NSF-BSF: The impact of the KFERQ motif on protein turn-over in C. elegans

This collaborative project between U.S. and Israeli researchers will investigate how proteins are broken down into the basic units for recycling. The project focuses on an ancient form of degradation, where proteins are selected for breakdown on the basis of a specific motif in their protein sequence. Small roundworms were genetically engineered to carry this specific degradation motif fused to a fluorescent protein.

These engineered worms will be used to detect the fluorescent signal in living worms under microscopes and identify conditions that alter the intensity of the fluorescent signal. These conditions will identify the factors involved in protein degradation. Knowledge of the motif-sequence-mediated degradation pathway in worms will enable comparative analysis with vertebrates and other creatures and has the potential to discover the evolutionary origin of this mechanism, and identify conserved fundamental principles that will be relevant for mammalian biology as well.

Concurrently, the two researchers aim to increase participation in STEM. Graduate and undergraduate students will be trained in methods of scientific inquiry and communication skills. Students will be co-mentored in the expertise of both labs and will be exposed to joint group meetings and seminars in an international scientific environment.

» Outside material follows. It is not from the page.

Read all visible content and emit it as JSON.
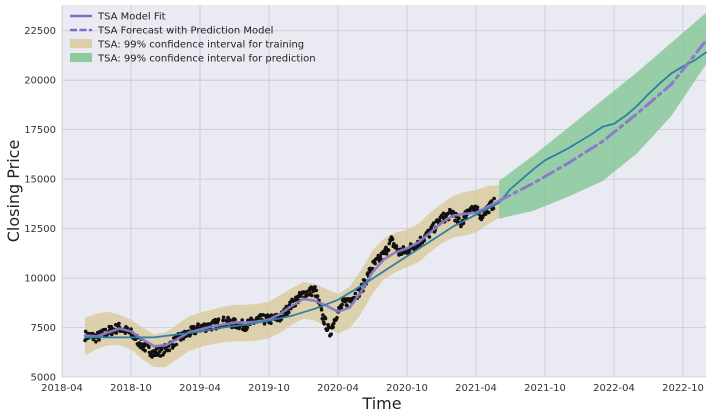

Results of outreach will be assessed by the successful recruitment of these students, at different training levels at both institutions. This project has the combined goals of revealing a complex cellular process and increasing the network of STEM researchers.

Autophagy is an evolutionarily conserved process that mediates turnover of cytoplasmic material by the lysosome. There is a critical need to define the molecular mechanisms involved in degradation pathways, how they affect the proteome, and how they evolved. In mammals, the properties of the residues that constitute the KFERQ protein sequence motif determine whether the targeting chaperone HSC70 can bind and function in chaperone-mediated autophagy, or microautophagy.

Strikingly, although more than a third of the proteins in C. elegans carry a KFERQ-like motif, the molecular underpinnings of any alternative forms of autophagy besides macroautophagy have not been explored. The PIs have developed a KFERQ-sensor in C. elegans, which will be used to elucidate and dissect the genetic and molecular mechanisms that regulate protein turn-over via the KFERQ-like motif and determine its physiological relevance in C. elegans.

Identification of the KFERQ-mediated degradation pathway will enable a comparative analysis with higher organisms and has the potential to highlight the origin of this mechanism, enable the study of its evolution, and identify conserved fundamental principles that may be relevant for mammalian biology as well. This project will establish the relevance of the KFERQ-like penta-amino-acid motif to affect protein stability and degradation in C. elegans and use it to elucidate the likely ancestral pathway of degradation.

This award reflects NSF's statutory mission and has been deemed worthy of support through evaluation using the Foundation's intellectual merit and broader impacts review criteria.